第3話白狼の使い手

 黒い雨合羽を着た男はこちらに銃口を向けて近づいてきた。逃げようとしたが足がすくんで動けない。終わりだ。せっかく救ってもらった命なのに、もう終わるんだ。ゆっくりと目をつむってそう覚悟した、そのとき成瀬先生が俺の肩にやさしく手を置いた。

「君なら大丈夫。月を見てごらん。」

そういわれて月を見上げた。満月だった。

息が荒くなる。体の内側から力がこみあげてくる。

「やはり。これじゃあ君一人でねずみごとき倒せるなあ。私の手なんていらないね。」

赤く光る眼。鋭い爪。疼く牙。目の前の獲物を捕らえることしか頭にない。まずは思いっきりひっかいて体勢を崩させる。男はその場に倒れ、銃を手放した。そして噛みついてとどめを刺す。

「そこまでそこまで。よく頑張ったな。」

そういわれて我に返る。気が付くと人間に戻っていた。

「君は白狼の使い手だね。君がここに連れてこられたとき、何か飲まされただろう。それのおかげというか、それのせいというか、能力が付いたんだよ。我々の敵である奴らが目の前に現れた時、月を見ればきっと能力が発動する。
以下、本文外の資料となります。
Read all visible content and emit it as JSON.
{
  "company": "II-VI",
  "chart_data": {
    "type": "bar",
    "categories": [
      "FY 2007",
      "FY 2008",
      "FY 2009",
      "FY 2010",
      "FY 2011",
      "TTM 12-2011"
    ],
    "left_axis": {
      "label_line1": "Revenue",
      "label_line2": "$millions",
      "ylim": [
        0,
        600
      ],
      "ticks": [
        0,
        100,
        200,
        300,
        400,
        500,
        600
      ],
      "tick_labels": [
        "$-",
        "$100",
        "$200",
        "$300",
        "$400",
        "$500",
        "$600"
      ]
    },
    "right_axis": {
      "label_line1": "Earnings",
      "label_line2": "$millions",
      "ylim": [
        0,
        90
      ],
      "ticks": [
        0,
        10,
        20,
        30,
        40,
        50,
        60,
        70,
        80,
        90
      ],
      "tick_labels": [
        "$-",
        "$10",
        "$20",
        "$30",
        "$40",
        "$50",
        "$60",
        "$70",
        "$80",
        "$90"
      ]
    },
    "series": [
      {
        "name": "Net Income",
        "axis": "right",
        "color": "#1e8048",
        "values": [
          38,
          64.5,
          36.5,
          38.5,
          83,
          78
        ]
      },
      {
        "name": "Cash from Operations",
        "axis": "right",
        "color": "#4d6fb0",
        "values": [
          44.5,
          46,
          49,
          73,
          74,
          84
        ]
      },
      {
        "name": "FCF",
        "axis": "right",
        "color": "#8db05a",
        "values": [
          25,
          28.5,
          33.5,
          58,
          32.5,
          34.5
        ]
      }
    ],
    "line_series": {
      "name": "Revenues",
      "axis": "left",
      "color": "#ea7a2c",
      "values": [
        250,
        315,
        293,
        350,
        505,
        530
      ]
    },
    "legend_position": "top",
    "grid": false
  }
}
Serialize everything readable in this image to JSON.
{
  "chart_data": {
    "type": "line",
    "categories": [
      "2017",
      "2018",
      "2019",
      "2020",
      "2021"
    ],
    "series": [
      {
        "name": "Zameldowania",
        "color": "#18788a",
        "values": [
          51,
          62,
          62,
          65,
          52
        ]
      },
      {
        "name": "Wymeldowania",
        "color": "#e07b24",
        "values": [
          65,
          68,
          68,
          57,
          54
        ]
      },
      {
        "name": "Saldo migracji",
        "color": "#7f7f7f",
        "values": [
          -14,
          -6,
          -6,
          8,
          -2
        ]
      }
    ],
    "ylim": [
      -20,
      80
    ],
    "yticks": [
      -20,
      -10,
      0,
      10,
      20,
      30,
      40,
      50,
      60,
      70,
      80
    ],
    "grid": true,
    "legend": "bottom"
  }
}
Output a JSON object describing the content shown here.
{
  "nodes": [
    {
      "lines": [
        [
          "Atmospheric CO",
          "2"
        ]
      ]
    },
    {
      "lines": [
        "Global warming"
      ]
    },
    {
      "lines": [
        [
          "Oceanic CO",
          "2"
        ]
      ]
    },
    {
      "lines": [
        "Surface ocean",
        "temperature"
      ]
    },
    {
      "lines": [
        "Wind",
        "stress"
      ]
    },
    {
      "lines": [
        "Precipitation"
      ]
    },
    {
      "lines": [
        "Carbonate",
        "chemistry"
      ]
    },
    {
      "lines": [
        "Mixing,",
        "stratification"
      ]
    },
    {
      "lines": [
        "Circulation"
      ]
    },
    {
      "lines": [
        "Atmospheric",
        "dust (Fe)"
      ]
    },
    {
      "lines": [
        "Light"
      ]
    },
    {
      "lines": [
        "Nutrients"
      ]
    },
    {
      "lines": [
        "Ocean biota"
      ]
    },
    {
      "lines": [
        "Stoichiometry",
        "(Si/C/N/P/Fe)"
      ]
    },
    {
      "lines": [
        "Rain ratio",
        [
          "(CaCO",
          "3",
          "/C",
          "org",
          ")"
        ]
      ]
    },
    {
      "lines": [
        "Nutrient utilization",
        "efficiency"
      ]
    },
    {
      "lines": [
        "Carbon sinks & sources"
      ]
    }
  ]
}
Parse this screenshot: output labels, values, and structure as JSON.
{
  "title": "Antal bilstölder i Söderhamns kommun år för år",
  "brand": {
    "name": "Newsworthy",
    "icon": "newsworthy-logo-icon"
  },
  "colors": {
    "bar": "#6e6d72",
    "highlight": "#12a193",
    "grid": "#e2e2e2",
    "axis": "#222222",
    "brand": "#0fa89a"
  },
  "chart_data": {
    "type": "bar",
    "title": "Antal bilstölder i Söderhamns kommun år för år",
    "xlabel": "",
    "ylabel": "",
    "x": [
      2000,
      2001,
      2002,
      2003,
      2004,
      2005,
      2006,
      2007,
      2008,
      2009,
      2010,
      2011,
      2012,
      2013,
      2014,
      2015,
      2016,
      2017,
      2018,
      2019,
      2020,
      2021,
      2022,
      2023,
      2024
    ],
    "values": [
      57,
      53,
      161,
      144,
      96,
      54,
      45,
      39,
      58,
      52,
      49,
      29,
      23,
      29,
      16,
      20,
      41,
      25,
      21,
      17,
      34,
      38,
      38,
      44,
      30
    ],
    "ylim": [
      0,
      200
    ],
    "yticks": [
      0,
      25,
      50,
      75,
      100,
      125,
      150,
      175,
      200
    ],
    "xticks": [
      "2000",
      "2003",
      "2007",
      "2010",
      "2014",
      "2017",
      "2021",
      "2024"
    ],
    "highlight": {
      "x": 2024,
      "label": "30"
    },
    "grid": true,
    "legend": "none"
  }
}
」

「成瀬先生も何かの使い手ってこと?」

「それはまだ秘密にしておこうか。」

初仕事は一件落着。それにしても、敵だったりこの能力だったり、謎がたくさんある。それに俺は人を殺した、罪にはならないのだろうか。心配だがいったんつかれたし眠りにでもつこう。


彼岸花の咲く丘、またあの少女を見た。太陽と重なる少女は、この前のようには微笑んでくれなかった。